Une mesure exceptionnelle face à l’abandon des animaux de compagnie au Moyen-Orient

Par Karelle Bourgueil -

Derrière le conflit au Moyen-Orient se joue un autre drame plus silencieux. Des ressortissants étrangers fuient les Emirats arabes unis en abandonnant derrière eux leurs animaux de compagnie. Sollicité par les associations de protection animale, le ministère de l’Agriculture français prend une mesure dérogatoire pour faciliter le rapatriement des animaux de compagnie.

chien abandonné lors du conflit au Moyen-Orient

Un véritable naufrage pour la cause animale

Face à l’intensification des tensions géopolitiques et des frappes aériennes, des expatriés quittent précipitamment les Emirats arabes unis et laissent leurs animaux de compagnie livrés à eux-mêmes. Sur les réseaux, des photos de chiens attachés à des lampadaires, de chats abandonnés sur les balcons ou de lapins en cage posés au pied des immeubles se multiplient.

Si la tension que vivent les ressortissants étrangers qui cherchent à rejoindre leur pays est compréhensible, l’abandon de leurs compagnons choque de nombreux internautes et associations de protection animale. Ces dernières se mobilisent et incitent ceux qui veulent fuir le pays à trouver une solution pour rapatrier leurs animaux.

Allègement des conditions sanitaires jusqu’au 30 avril

A la frontière avec Oman, des animaux sont abandonnés faute de remplir les formalités douanières en matière de vaccins et d’analyses sanguines. La législation européenne impose, quant à elle, un délai de 3 mois pour le titrage des anticorps antirabiques avant de pouvoir introduire un animal dans un pays membre. Ces mesures, incompatibles avec une situation de rapatriement d’urgence, avaient fait l’objet d’une dérogation lors du début de la guerre en Ukraine.

Sollicité par la Fondation Brigitte Bardot, le ministère de l’Agriculture français a décidé d’assouplir les conditions sanitaires de retour des chiens et des chats domestiques en provenance des pays concernés par le conflit jusqu’au 30 avril. Une mesure qui va permettre aux ressortissants français de faciliter leur rapatriement avec leurs compagnons.

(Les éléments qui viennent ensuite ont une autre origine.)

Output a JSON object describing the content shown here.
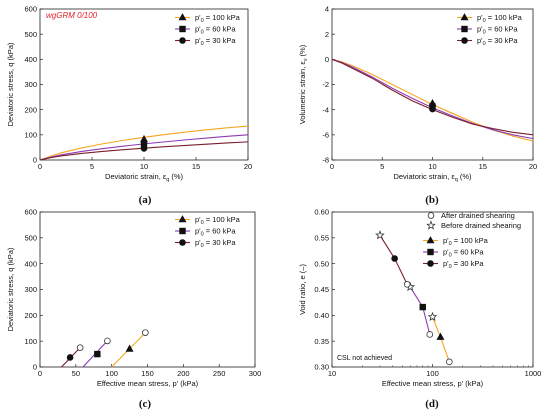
{
  "colors": {
    "s100": "#f5a623",
    "s60": "#8e3bb5",
    "s30": "#7a1f2b",
    "axis": "#222222",
    "note_red": "#e8202a"
  },
  "chart_data": [
    {
      "type": "line",
      "caption": "(a)",
      "xlabel": "Deviatoric strain, ε",
      "xlabel_sub": "q",
      "xlabel_unit": " (%)",
      "ylabel": "Deviatoric stress, q (kPa)",
      "xlim": [
        0,
        20
      ],
      "ylim": [
        0,
        600
      ],
      "xticks": [
        0,
        5,
        10,
        15,
        20
      ],
      "yticks": [
        0,
        100,
        200,
        300,
        400,
        500,
        600
      ],
      "annotation": "wgGRM 0/100",
      "legend_position": "top-right",
      "series": [
        {
          "name": "p'₀ = 100 kPa",
          "marker": "triangle",
          "color": "#f5a623",
          "x": [
            0,
            1,
            2,
            4,
            6,
            8,
            10,
            12,
            14,
            16,
            18,
            20
          ],
          "y": [
            0,
            15,
            28,
            48,
            64,
            78,
            90,
            101,
            111,
            120,
            128,
            135
          ],
          "marker_points": [
            {
              "x": 10,
              "y": 82
            }
          ]
        },
        {
          "name": "p'₀ = 60 kPa",
          "marker": "square",
          "color": "#8e3bb5",
          "x": [
            0,
            1,
            2,
            4,
            6,
            8,
            10,
            12,
            14,
            16,
            18,
            20
          ],
          "y": [
            0,
            11,
            20,
            34,
            45,
            55,
            64,
            72,
            80,
            87,
            94,
            100
          ],
          "marker_points": [
            {
              "x": 10,
              "y": 62
            }
          ]
        },
        {
          "name": "p'₀ = 30 kPa",
          "marker": "circle",
          "color": "#7a1f2b",
          "x": [
            0,
            1,
            2,
            4,
            6,
            8,
            10,
            12,
            14,
            16,
            18,
            20
          ],
          "y": [
            0,
            9,
            16,
            26,
            34,
            41,
            47,
            53,
            58,
            63,
            68,
            72
          ],
          "marker_points": [
            {
              "x": 10,
              "y": 46
            }
          ]
        }
      ]
    },
    {
      "type": "line",
      "caption": "(b)",
      "xlabel": "Deviatoric strain, ε",
      "xlabel_sub": "q",
      "xlabel_unit": " (%)",
      "ylabel": "Volumetric strain, ε",
      "ylabel_sub": "v",
      "ylabel_unit": " (%)",
      "xlim": [
        0,
        20
      ],
      "ylim": [
        -8,
        4
      ],
      "xticks": [
        0,
        5,
        10,
        15,
        20
      ],
      "yticks": [
        -8,
        -6,
        -4,
        -2,
        0,
        2,
        4
      ],
      "legend_position": "top-right",
      "series": [
        {
          "name": "p'₀ = 100 kPa",
          "marker": "triangle",
          "color": "#f5a623",
          "x": [
            0,
            1,
            2,
            4,
            6,
            8,
            10,
            12,
            14,
            16,
            18,
            20
          ],
          "y": [
            0,
            -0.2,
            -0.5,
            -1.2,
            -2.0,
            -2.8,
            -3.6,
            -4.3,
            -5.0,
            -5.6,
            -6.1,
            -6.5
          ],
          "marker_points": [
            {
              "x": 10,
              "y": -3.5
            }
          ]
        },
        {
          "name": "p'₀ = 60 kPa",
          "marker": "square",
          "color": "#8e3bb5",
          "x": [
            0,
            1,
            2,
            4,
            6,
            8,
            10,
            12,
            14,
            16,
            18,
            20
          ],
          "y": [
            0,
            -0.25,
            -0.6,
            -1.4,
            -2.3,
            -3.1,
            -3.85,
            -4.5,
            -5.1,
            -5.6,
            -6.0,
            -6.3
          ],
          "marker_points": [
            {
              "x": 10,
              "y": -3.75
            }
          ]
        },
        {
          "name": "p'₀ = 30 kPa",
          "marker": "circle",
          "color": "#7a1f2b",
          "x": [
            0,
            1,
            2,
            4,
            6,
            8,
            10,
            12,
            14,
            16,
            18,
            20
          ],
          "y": [
            0,
            -0.3,
            -0.7,
            -1.5,
            -2.45,
            -3.3,
            -4.0,
            -4.6,
            -5.15,
            -5.5,
            -5.8,
            -6.0
          ],
          "marker_points": [
            {
              "x": 10,
              "y": -3.95
            }
          ]
        }
      ]
    },
    {
      "type": "line",
      "caption": "(c)",
      "xlabel": "Effective mean stress, p' (kPa)",
      "ylabel": "Deviatoric stress, q (kPa)",
      "xlim": [
        0,
        300
      ],
      "ylim": [
        0,
        600
      ],
      "xticks": [
        0,
        50,
        100,
        150,
        200,
        250,
        300
      ],
      "yticks": [
        0,
        100,
        200,
        300,
        400,
        500,
        600
      ],
      "legend_position": "top-right",
      "series": [
        {
          "name": "p'₀ = 100 kPa",
          "marker": "triangle",
          "color": "#f5a623",
          "x": [
            100,
            147
          ],
          "y": [
            0,
            133
          ],
          "marker_points": [
            {
              "x": 125,
              "y": 70,
              "filled": true
            },
            {
              "x": 147,
              "y": 133,
              "filled": false
            }
          ]
        },
        {
          "name": "p'₀ = 60 kPa",
          "marker": "square",
          "color": "#8e3bb5",
          "x": [
            60,
            94
          ],
          "y": [
            0,
            101
          ],
          "marker_points": [
            {
              "x": 80,
              "y": 50,
              "filled": true
            },
            {
              "x": 94,
              "y": 101,
              "filled": false
            }
          ]
        },
        {
          "name": "p'₀ = 30 kPa",
          "marker": "circle",
          "color": "#7a1f2b",
          "x": [
            30,
            56
          ],
          "y": [
            0,
            75
          ],
          "marker_points": [
            {
              "x": 42,
              "y": 37,
              "filled": true
            },
            {
              "x": 56,
              "y": 75,
              "filled": false
            }
          ]
        }
      ]
    },
    {
      "type": "line",
      "caption": "(d)",
      "xlabel": "Effective mean stress, p' (kPa)",
      "ylabel": "Void ratio, e (–)",
      "xscale": "log",
      "xlim": [
        10,
        1000
      ],
      "ylim": [
        0.3,
        0.6
      ],
      "xticks": [
        10,
        100,
        1000
      ],
      "yticks": [
        0.3,
        0.35,
        0.4,
        0.45,
        0.5,
        0.55,
        0.6
      ],
      "annotation": "CSL not achieved",
      "legend_position": "top-right",
      "legend_extra": [
        {
          "name": "After drained shearing",
          "marker": "open-circle"
        },
        {
          "name": "Before drained shearing",
          "marker": "star"
        }
      ],
      "series": [
        {
          "name": "p'₀ = 100 kPa",
          "marker": "triangle",
          "color": "#f5a623",
          "x": [
            100,
            120,
            147
          ],
          "y": [
            0.397,
            0.358,
            0.31
          ],
          "marker_points": [
            {
              "x": 120,
              "y": 0.358,
              "filled": true
            },
            {
              "x": 147,
              "y": 0.31,
              "filled": false
            },
            {
              "x": 100,
              "y": 0.397,
              "star": true
            }
          ]
        },
        {
          "name": "p'₀ = 60 kPa",
          "marker": "square",
          "color": "#8e3bb5",
          "x": [
            60,
            80,
            94
          ],
          "y": [
            0.455,
            0.416,
            0.363
          ],
          "marker_points": [
            {
              "x": 80,
              "y": 0.416,
              "filled": true
            },
            {
              "x": 94,
              "y": 0.363,
              "filled": false
            },
            {
              "x": 60,
              "y": 0.455,
              "star": true
            }
          ]
        },
        {
          "name": "p'₀ = 30 kPa",
          "marker": "circle",
          "color": "#7a1f2b",
          "x": [
            30,
            42,
            56
          ],
          "y": [
            0.555,
            0.51,
            0.46
          ],
          "marker_points": [
            {
              "x": 42,
              "y": 0.51,
              "filled": true
            },
            {
              "x": 56,
              "y": 0.46,
              "filled": false
            },
            {
              "x": 30,
              "y": 0.555,
              "star": true
            }
          ]
        }
      ]
    }
  ]
}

Véritable membre de la famille ou accessoire de communication ?

Au-delà de ces abondons massifs, des médias dénoncent des décisions encore plus radicales : des demandes d’euthanasie d’animaux en pleine santé auprès des vétérinaires locaux pour éviter les frais de transport ou la lourdeur administrative.

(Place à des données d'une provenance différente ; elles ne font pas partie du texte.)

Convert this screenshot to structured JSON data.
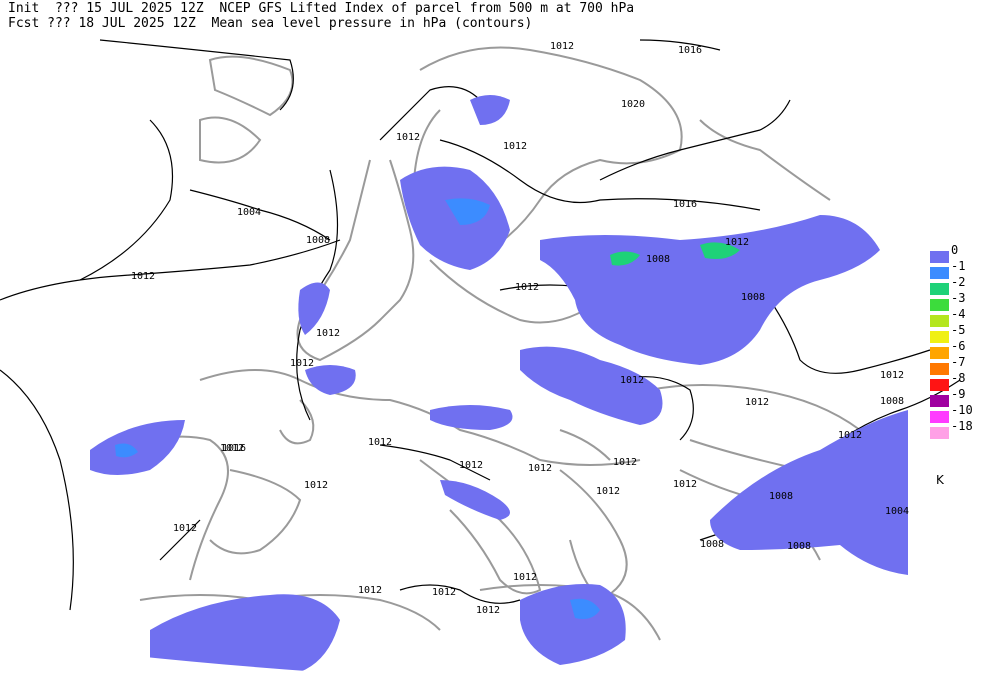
{
  "header": {
    "line1": "Init  ??? 15 JUL 2025 12Z  NCEP GFS Lifted Index of parcel from 500 m at 700 hPa",
    "line2": "Fcst ??? 18 JUL 2025 12Z  Mean sea level pressure in hPa (contours)"
  },
  "legend": {
    "unit": "K",
    "items": [
      {
        "label": "0",
        "color": "#7070f0"
      },
      {
        "label": "-1",
        "color": "#3c8cff"
      },
      {
        "label": "-2",
        "color": "#1ed278"
      },
      {
        "label": "-3",
        "color": "#3cdc3c"
      },
      {
        "label": "-4",
        "color": "#b4e61e"
      },
      {
        "label": "-5",
        "color": "#f0f014"
      },
      {
        "label": "-6",
        "color": "#ffa500"
      },
      {
        "label": "-7",
        "color": "#ff7800"
      },
      {
        "label": "-8",
        "color": "#ff1414"
      },
      {
        "label": "-9",
        "color": "#a000a0"
      },
      {
        "label": "-10",
        "color": "#ff3cff"
      },
      {
        "label": "-18",
        "color": "#ffa0e6"
      }
    ]
  },
  "contour_labels": [
    "1012",
    "1016",
    "1020",
    "1004",
    "1008",
    "1012",
    "1012",
    "1012",
    "1008",
    "1012",
    "1012",
    "1016",
    "1012",
    "1012",
    "1012",
    "1012",
    "1012",
    "1012",
    "1012",
    "1016",
    "1012",
    "1012",
    "1012",
    "1012",
    "1012",
    "1012",
    "1008",
    "1008",
    "1004",
    "1008",
    "1012",
    "1012",
    "1012",
    "1012",
    "1012",
    "1012",
    "1008",
    "1008"
  ]
}
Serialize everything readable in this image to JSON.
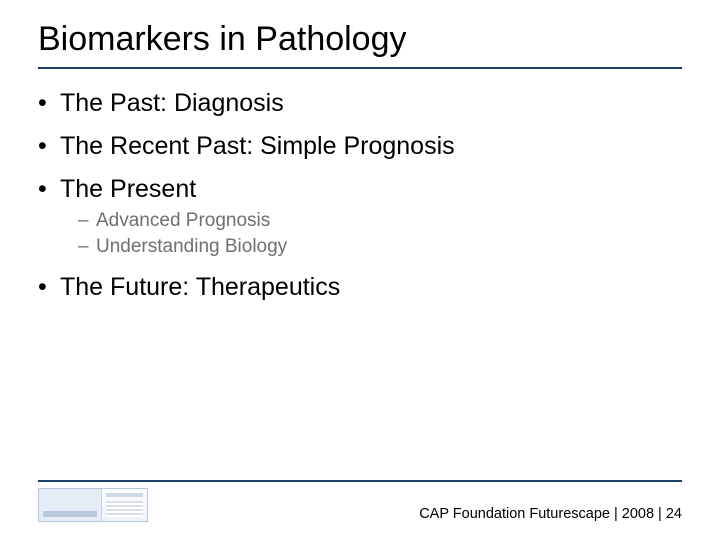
{
  "title": "Biomarkers in Pathology",
  "colors": {
    "rule": "#1b3f6a",
    "sub_bullet_text": "#6f6f6f",
    "text": "#000000",
    "background": "#ffffff"
  },
  "typography": {
    "title_fontsize": 34,
    "bullet_fontsize": 25,
    "sub_bullet_fontsize": 19,
    "footer_fontsize": 14.5,
    "font_family": "Arial"
  },
  "bullets": [
    {
      "label": "The Past:  Diagnosis",
      "children": []
    },
    {
      "label": "The Recent Past:  Simple Prognosis",
      "children": []
    },
    {
      "label": "The Present",
      "children": [
        {
          "label": "Advanced Prognosis"
        },
        {
          "label": "Understanding Biology"
        }
      ]
    },
    {
      "label": "The Future:  Therapeutics",
      "children": []
    }
  ],
  "footer": {
    "text": "CAP Foundation Futurescape | 2008 | 24"
  }
}
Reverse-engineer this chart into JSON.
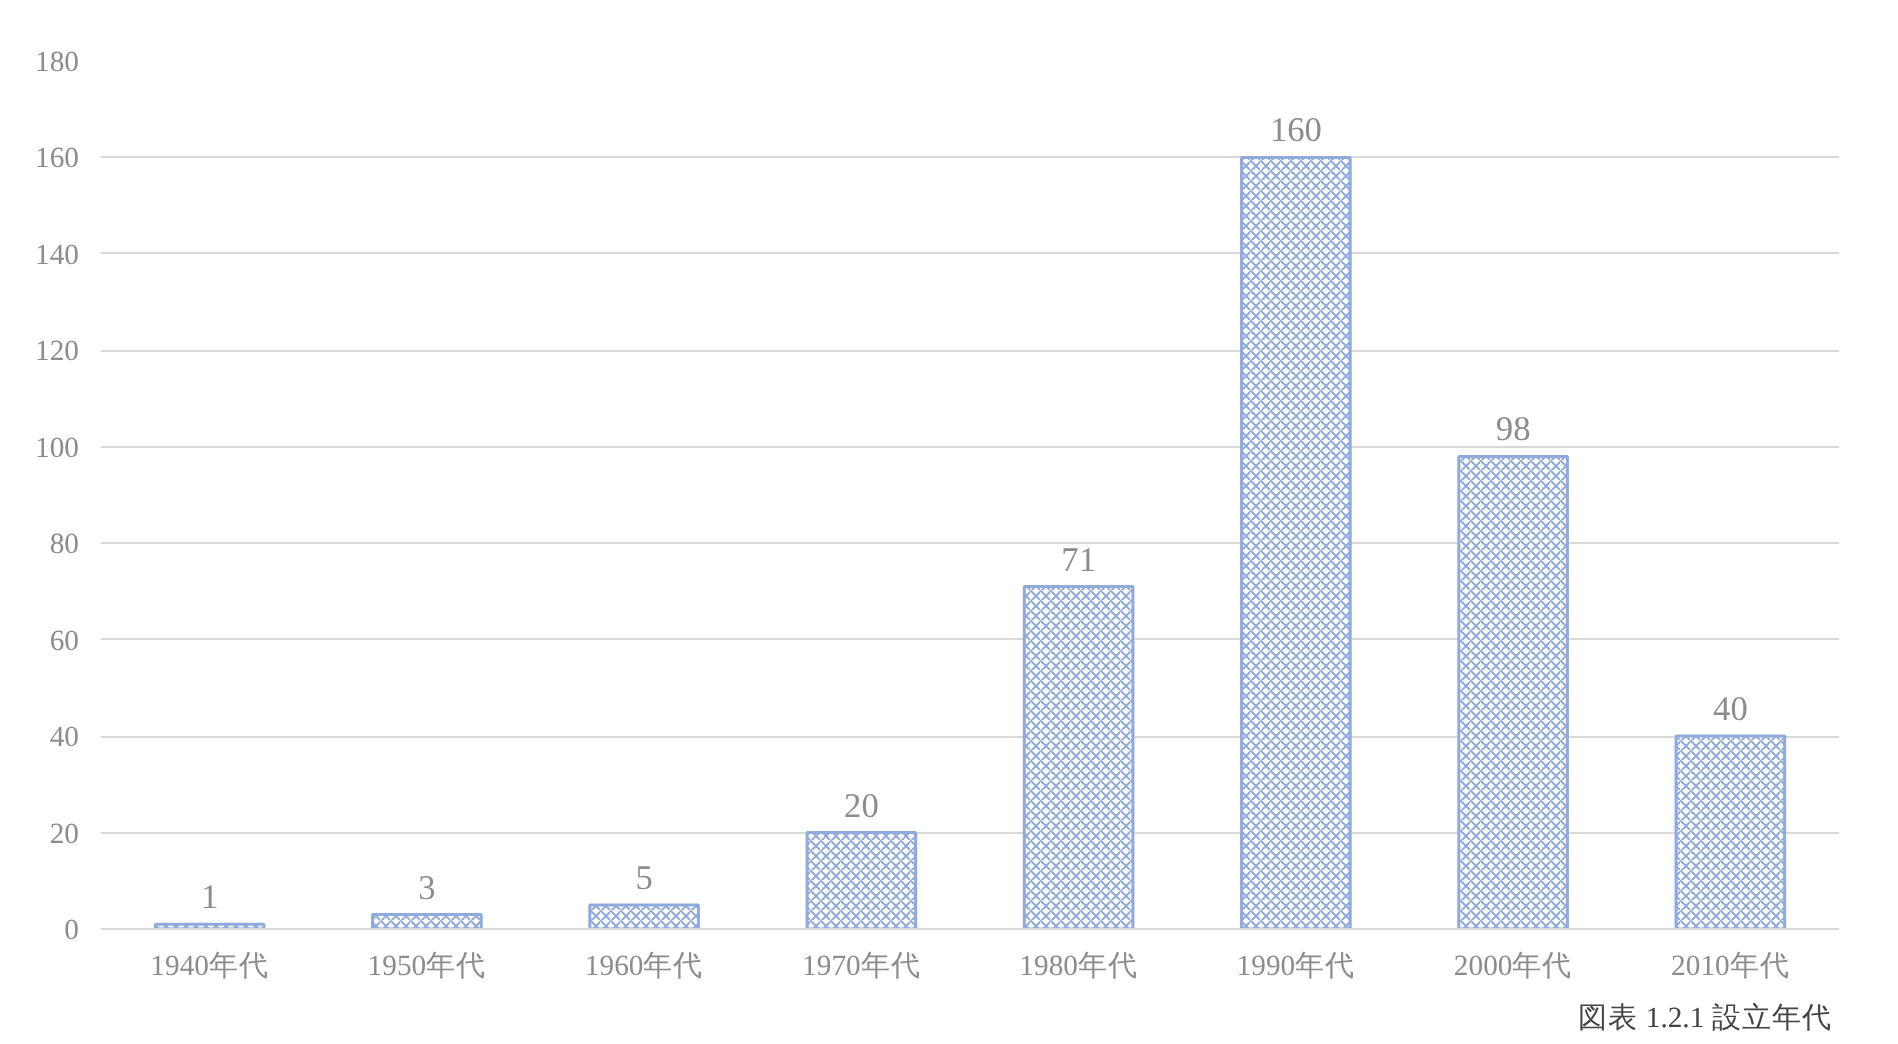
{
  "chart_data": {
    "type": "bar",
    "categories": [
      "1940年代",
      "1950年代",
      "1960年代",
      "1970年代",
      "1980年代",
      "1990年代",
      "2000年代",
      "2010年代"
    ],
    "values": [
      1,
      3,
      5,
      20,
      71,
      160,
      98,
      40
    ],
    "color": "#8faadc",
    "ylim": [
      0,
      180
    ],
    "yticks": [
      0,
      20,
      40,
      60,
      80,
      100,
      120,
      140,
      160,
      180
    ],
    "grid": "y",
    "data_labels": true,
    "annotations": [
      "図表 1.2.1  設立年代"
    ]
  }
}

L’influenceuse Maddy Burciaga qui a fui Dubaï pour l’île Maurice en laissant sa chienne s’est justifiée sur son compte Instagram : « Faire voyager Maya est très compliqué, il y a trop de paperasse ». Son post a suscité l’indignation et la colère de nombreux followers.

Un phénomène qui pose la question de la place accordée aux animaux dans la vie de certains influenceurs : les considèrent-ils comme un membre de leur famille à part entière ou comme un levier de communication pour booster leur image sur les réseaux sociaux ?

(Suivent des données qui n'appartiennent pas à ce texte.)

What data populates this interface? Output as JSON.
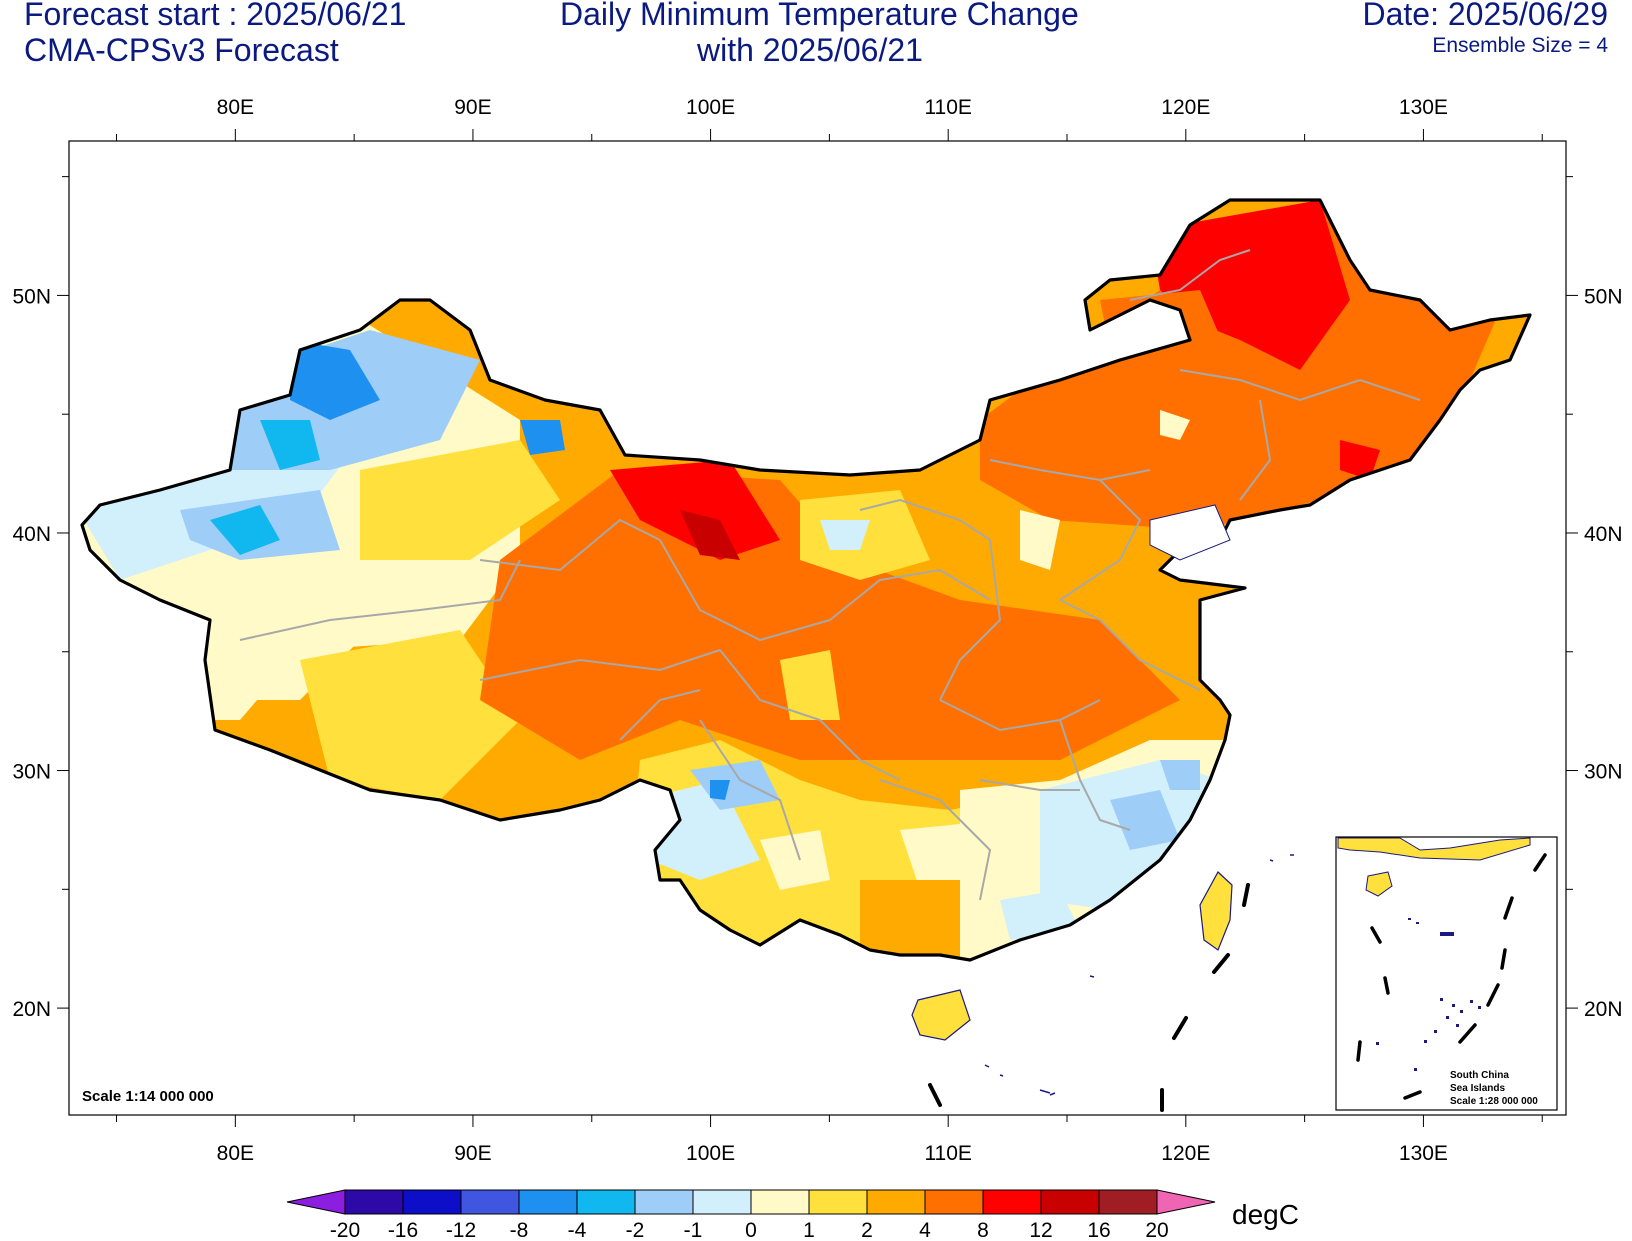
{
  "header": {
    "forecast_start": "Forecast start : 2025/06/21",
    "model": "CMA-CPSv3 Forecast",
    "title_line1": "Daily Minimum Temperature Change",
    "title_line2": "with 2025/06/21",
    "date": "Date: 2025/06/29",
    "ensemble": "Ensemble Size = 4"
  },
  "axes": {
    "lon_labels": [
      "80E",
      "90E",
      "100E",
      "110E",
      "120E",
      "130E"
    ],
    "lat_labels": [
      "50N",
      "40N",
      "30N",
      "20N"
    ],
    "lon_range": [
      73,
      136
    ],
    "lat_range": [
      15.5,
      56.5
    ]
  },
  "map": {
    "scale_label": "Scale 1:14 000 000",
    "inset": {
      "label_line1": "South China",
      "label_line2": "Sea Islands",
      "label_line3": "Scale 1:28 000 000"
    }
  },
  "colorbar": {
    "unit": "degC",
    "ticks": [
      "-20",
      "-16",
      "-12",
      "-8",
      "-4",
      "-2",
      "-1",
      "0",
      "1",
      "2",
      "4",
      "8",
      "12",
      "16",
      "20"
    ],
    "colors": [
      "#2d0aa8",
      "#0c0ec8",
      "#4055e0",
      "#1e90f0",
      "#11b8f0",
      "#9ecdf7",
      "#d2f0fb",
      "#fffac8",
      "#ffe03c",
      "#ffaa00",
      "#ff7000",
      "#ff0000",
      "#c80000",
      "#a01e23"
    ],
    "under_color": "#8c1ee0",
    "over_color": "#f064b4"
  }
}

Adopter un animal, être sensible, est un engagement à vie et implique une responsabilité vis-à-vis de ses besoins et de sa sécurité. Un engagement parfois trop vite oublié et qui relance le débat de l’obtention d’un permis de détention d’un animal de compagnie, déjà en vigueur en Wallonie et en Suisse.

Une prise de conscience nécessaire

Au-delà de la mesure prise par le ministère, un assouplissement des réglementations des compagnies aériennes qui, pour certaines, interdisent le transport d’animaux ou imposent le voyage en soute, pourrait également faciliter le retour en urgence des animaux.

La compagnie italienne ITA Airways, qui sera la première compagnie aérienne à autoriser les chiens jusqu’à 30 kg à voyager en cabine d’ici l’été 2026, est un exemple à suivre en matière d’inclusion de nos animaux compagnons.

Espérons que cette situation dramatique fasse prendre conscience de la nécessité de mieux protéger les animaux qui partagent nos vies et rappelle à chacun qu’adopter un animal implique des responsabilités morales et financières pour assurer sa sécurité et son bien-être.